# Finding the sum of all numeric palindromes that are less than N

I wrote a function that finds the sum of all numeric palindromes lesser than N.

const sumOfPalindromes = (n) => {
let x = 0;
for (let i = 0; i <= n; i++) {
x += i == (''+i).split('').reverse().join('') ? i : 0;
}
return x;
}

console.log(sumOfPalindromes(10000));
console.log(sumOfPalindromes(24));

Are there shorter, more-concise alternatives to the above approach (preferably without using a for loop)?

• Your implementation is 1 off for any n that is a palindrome because i <= n does not implement the "lesser then n" predicate, it implements "lesser or equal". Btw is 1.1 a numeric palindrome? Jul 3 '20 at 3:22
• @slepic I completely missed that. Thanks for pointing that out. And no, floats are not included. Jul 3 '20 at 11:21

This is not a proper review, but rather an extended comment.

Are there shorter, more-concise alternatives to the above approach

Yes. You should view it not as a programming problem, but as a recreational math exercise.

Consider a simplest case of N being an even power of 10, say 1000000. For a moment, allow leading zeroes. Now, each 6-digit palindromic number abccba corresponds to a 3-digit number abc, and in fact is 1000*abc + cba. Notice that if the sum of all 3-digit numbers is X, the sum of all 6-digit palindromic numbers is 1000*X + X = 1001*X. As for X, recall the formula for the sum of an arithmetic progression 0 + 1 + 2 + ... + 999.

To deal with leading zeroes you must subtract the sum of those palindromic numbers which do have leading zeroes. Yet again, they are in form abba0 = 1000*ab + 10*ba. Yet again, use the arithmetic progression formula to get the result.

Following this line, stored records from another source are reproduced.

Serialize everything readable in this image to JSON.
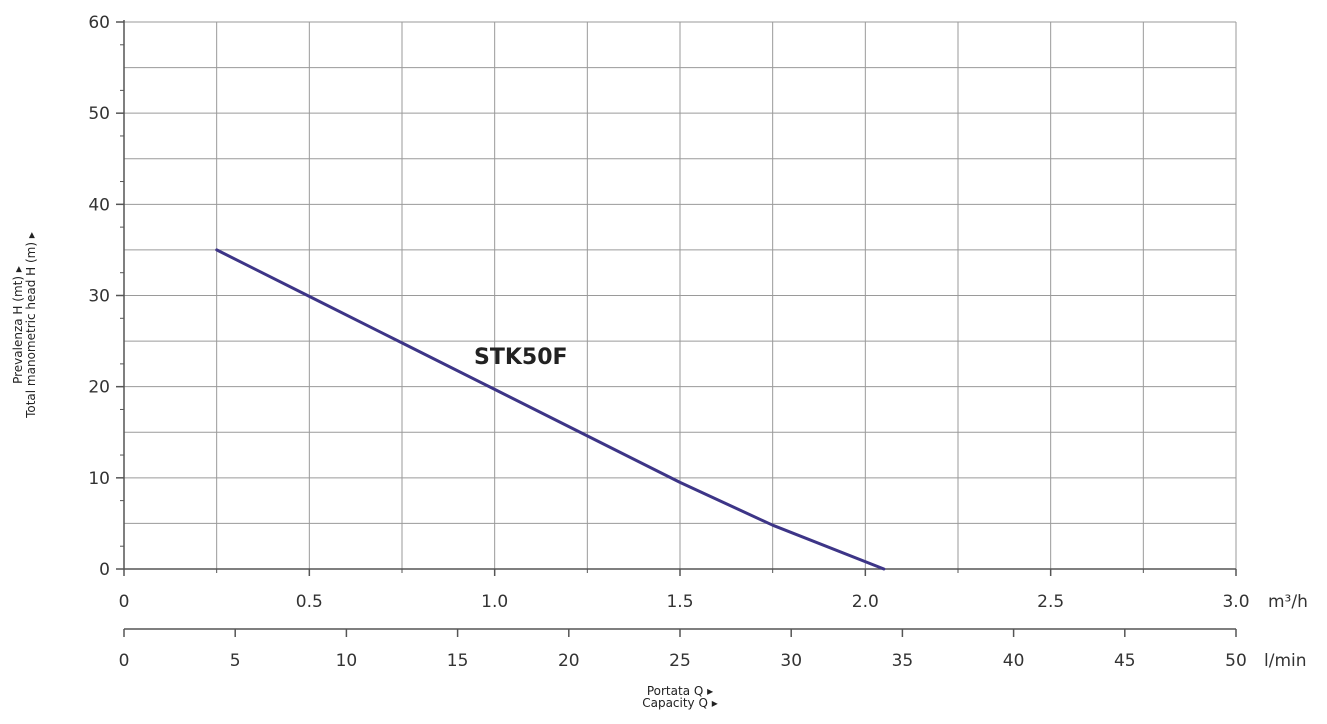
{
  "chart_data": {
    "type": "line",
    "title": "",
    "ylabel": [
      "Prevalenza H (mt) ▸",
      "Total manometric head H (m) ▸"
    ],
    "xlabel": [
      "Portata Q ▸",
      "Capacity Q ▸"
    ],
    "x_axis_primary": {
      "unit": "m³/h",
      "ticks": [
        "0",
        "0.5",
        "1.0",
        "1.5",
        "2.0",
        "2.5",
        "3.0"
      ],
      "range": [
        0,
        3.0
      ]
    },
    "x_axis_secondary": {
      "unit": "l/min",
      "ticks": [
        "0",
        "5",
        "10",
        "15",
        "20",
        "25",
        "30",
        "35",
        "40",
        "45",
        "50"
      ],
      "range": [
        0,
        50
      ]
    },
    "y_axis": {
      "ticks": [
        "0",
        "10",
        "20",
        "30",
        "40",
        "50",
        "60"
      ],
      "range": [
        0,
        60
      ]
    },
    "grid": true,
    "series": [
      {
        "name": "STK50F",
        "color": "#3d3587",
        "x": [
          0.25,
          0.5,
          0.75,
          1.0,
          1.25,
          1.5,
          1.75,
          2.05
        ],
        "y": [
          35,
          29.9,
          24.8,
          19.7,
          14.6,
          9.5,
          4.8,
          0
        ]
      }
    ]
  }
}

No programming beyond a few arithmetic operations is required.

I don't want to spell out the complete solution. I hope this is enough to get you started with the arbitrary N.

The function you posted seems to me to be the best. Here is your function re-arranged slightly using short-circuiting as an alternative way:

const sumOfPalindromes = n => {
let x = 0;
for (let i = 0; i <= n; i++)
i == (''+i).split('').reverse().join('') && (x += i);
return x };

console.log(sumOfPalindromes(10000));
console.log(sumOfPalindromes(24));

"numeric palindromes" is rather unfortunate term. It is not clear if nonintegers are to be considered. The implementation only considers integers, in which case i would rather use term "palindromic integers".

It is also not explicitly stated, although assumed, that only base 10 representations are to be considered. Some numbers that are not palindromic in base 10 may be palindromic in different bases. I would actualy say that every nonnegative integer is palindromic in infinte amount of various bases. And so even a better term might be "palindromic base 10 integers".

preferably without using a for loop

That is a silly requirement, you could do it with reduce but that would require to first create an array of all the numbers less then n. Which would increase the memory complexity of the implementation to O(n) for no real benefit. And it will probably be slower, although the big-O time complexity stays the same.

To be complete the current memory complexity Is O(log(n)). And time complexity is O(n * log(n)), or more precisely O(log(n!)).

Since you are not asking to improve performance, but rather to shorten the code (and that's perfectly fine if you dont pass large n's and dont call the function many times in a loop) , I would say you are pretty good with your current implementation.

I would just replace the ternary with an if because adding zero is a useless operation.

And there is a bug in your implementation where the result is by 1 greater then it should be if the input n is a palindrome. You should do i < n instead of i <= n.

If you want to improve the time complexity, you need to do some maths as @vnp already suggested. Intuition tells me you might end up with time complexity O(log(n)) and that will be a big improvement for bigger n's compared to your current O(log(n!)) implementation.